Cero en metáfora, diez en contundencia para un título que valdría igual para la crónica del juicio que se está celebrando estos días en Avignon, Francia, a una rama de monstruosidad prima hermana. Una larga serie de puñetazos en el rostro del espectador por parte del periodista curtido en redes Carles Tamayo. Una plataforma audiovisual y una productora poderosa que apuestan por los códigos de Youtube para irrumpir en una de las tendencias de entretenimiento más potentes de la actualidad. La serie documental en tres actos de Tamayo (1995) supera el molde estándar de lo que se ha dado en llamar "true crime" vertebrando la narración en en orden cronológico y una voz protagonista que no es la del criminal, y la culmina en veinte infartantes minutos de secuencia a tiempo real para todos los participantes. La omnipresencia del creador se sustenta y se justifica desde los primeros momentos de metraje.
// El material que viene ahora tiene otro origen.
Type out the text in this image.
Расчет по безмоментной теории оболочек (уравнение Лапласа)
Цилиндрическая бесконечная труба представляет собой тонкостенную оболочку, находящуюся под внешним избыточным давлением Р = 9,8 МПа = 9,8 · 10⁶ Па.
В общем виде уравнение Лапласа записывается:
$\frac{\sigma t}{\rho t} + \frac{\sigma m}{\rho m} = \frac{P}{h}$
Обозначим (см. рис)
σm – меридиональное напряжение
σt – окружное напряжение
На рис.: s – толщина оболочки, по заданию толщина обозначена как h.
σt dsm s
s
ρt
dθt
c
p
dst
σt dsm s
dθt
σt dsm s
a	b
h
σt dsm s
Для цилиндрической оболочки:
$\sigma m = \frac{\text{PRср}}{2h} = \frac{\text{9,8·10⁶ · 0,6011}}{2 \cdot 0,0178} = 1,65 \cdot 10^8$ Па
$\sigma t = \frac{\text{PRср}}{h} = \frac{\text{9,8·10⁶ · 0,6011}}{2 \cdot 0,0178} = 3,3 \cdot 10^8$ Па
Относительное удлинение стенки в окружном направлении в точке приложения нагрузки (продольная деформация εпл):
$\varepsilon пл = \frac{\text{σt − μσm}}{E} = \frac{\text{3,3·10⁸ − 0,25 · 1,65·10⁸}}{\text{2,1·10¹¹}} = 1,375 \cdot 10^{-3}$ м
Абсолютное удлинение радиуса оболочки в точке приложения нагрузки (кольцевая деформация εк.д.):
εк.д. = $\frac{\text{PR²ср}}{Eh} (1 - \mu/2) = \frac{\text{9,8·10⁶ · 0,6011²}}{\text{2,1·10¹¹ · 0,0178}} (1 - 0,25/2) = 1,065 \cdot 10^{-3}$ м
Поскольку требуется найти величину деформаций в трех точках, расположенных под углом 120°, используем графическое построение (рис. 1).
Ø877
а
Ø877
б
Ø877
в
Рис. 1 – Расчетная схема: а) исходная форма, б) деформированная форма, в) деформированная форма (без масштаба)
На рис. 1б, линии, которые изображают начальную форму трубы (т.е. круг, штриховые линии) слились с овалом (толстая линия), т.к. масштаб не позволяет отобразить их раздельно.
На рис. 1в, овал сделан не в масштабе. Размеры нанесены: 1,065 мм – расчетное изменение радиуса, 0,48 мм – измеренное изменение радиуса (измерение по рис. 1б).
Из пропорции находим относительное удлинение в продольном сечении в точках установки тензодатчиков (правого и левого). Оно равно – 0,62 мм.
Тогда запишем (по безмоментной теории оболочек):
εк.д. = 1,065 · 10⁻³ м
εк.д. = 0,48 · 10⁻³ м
Lluis Gros, un antiguo profesor y gestor de un cine de El Masnou, condenado a 23 años por abusos sexuales a menores, contacta con Carles, oriundo de dicha localidad, al que conoce desde adolescente y le propone grabar un reportaje sobre su vida. Contando su verdad, como dirían algunos. Carles le va dando largas y hasta que constata que Gros sigue haciendo su vida de jubilado jovial sin entrar en la cárcel. Ese es el punto de partida del trabajo de Tamayo, que se pregunta directamente a cámara por qué sigue en libertad, y que en todo momento da credibilidad absoluta a los hechos y a la lacerante ristra de víctimas que va localizando. Y es que, aunque hubiera querido hacer de Pepito Grillo, el inefable Gros cercena toda posibilidad de duda, toda, con una serie de estupefacientes actos y declaraciones ante una cámara que sabe y permite que esté encendida. Un delincuente condenado que exhibe sus podridos mecanismos mentales como los entrevistados de la añorada Mindhunter. Ni falta hace el reconocer o el pedir perdón.
Un espectador más hecho a Equipo de investigación y a los trabajos de otro Carles (Porta), perciba quizá menos pulcritud en el montaje y una base menos artesanal, pero a cambio obtiene una transparencia en la secuencia de acontecimientos y una fluidez narratoria altamente adictiva. El recurso de la cámara al hombro, la presentación escalonada de los datos, la crudeza de las entrevistas facilitan el acceso a una realidad tan sórdida como algunos detalles en los que se recrea el pederasta para defender su inocencia.
Se han señalado ya algunos cortes inauditos que pasarían enteramente por ficcionalizados, y de hecho desearíamos que lo fueran. La videollamada entre Gros y unos adolescentes andaluces en los que les introduce alborozado en el Cantar de los Cantares, lo más erótico de la Biblia, como les insiste y ya sabía Fray Luis de León. Las preguntas palpitan pero no son respondidas. ¿Cómo ha conocido a esos chavales? ¿Ha olvidado que hay una cámara grabando la escena? Él no ha hecho nada malo, insiste machaconamente durante las tres horas. La chulería de la que hace gala de manera permanente y la impunidad, nada de sensación sino de certeza, nos lacera. Los colaboradores necesarios que le dan soporte material se muestran a atisbos, sin rellenar interrogantes y, salvo en un caso, sin sorpresas en cuanto a la organización a la que pertenecen.
Tamayo, entre intervención e intervención, recibe regalos del azar, como la interrupción de un almuerzo en el mercado del lugar de residencia de Gros por parte de una de sus víctimas, un hombre maduro que decide en ese momento no darse la vuelta, y que se convierte en cooperador para desentrañar la madeja de abusos no denunciados que va saltando cual malaya al foco de la cámara. Y cómo de valioso puede ser que tu investigado tienda a no colgar las videollamadas. Bendito edadismo.
Siguiendo el camino de migas de pan que le ha venido dado al equipo de detectives periodistas, el título del último capítulo tampoco está puesto con sorna, aunque la tenga. La gran evasión que es el gran engaño. Todo nos va enfilando hacia un final reparador made in Hollywood y los veinte minutos finales nos devuelven a la dura España, o Cataluña, que para este caso es la misma tragicomedia.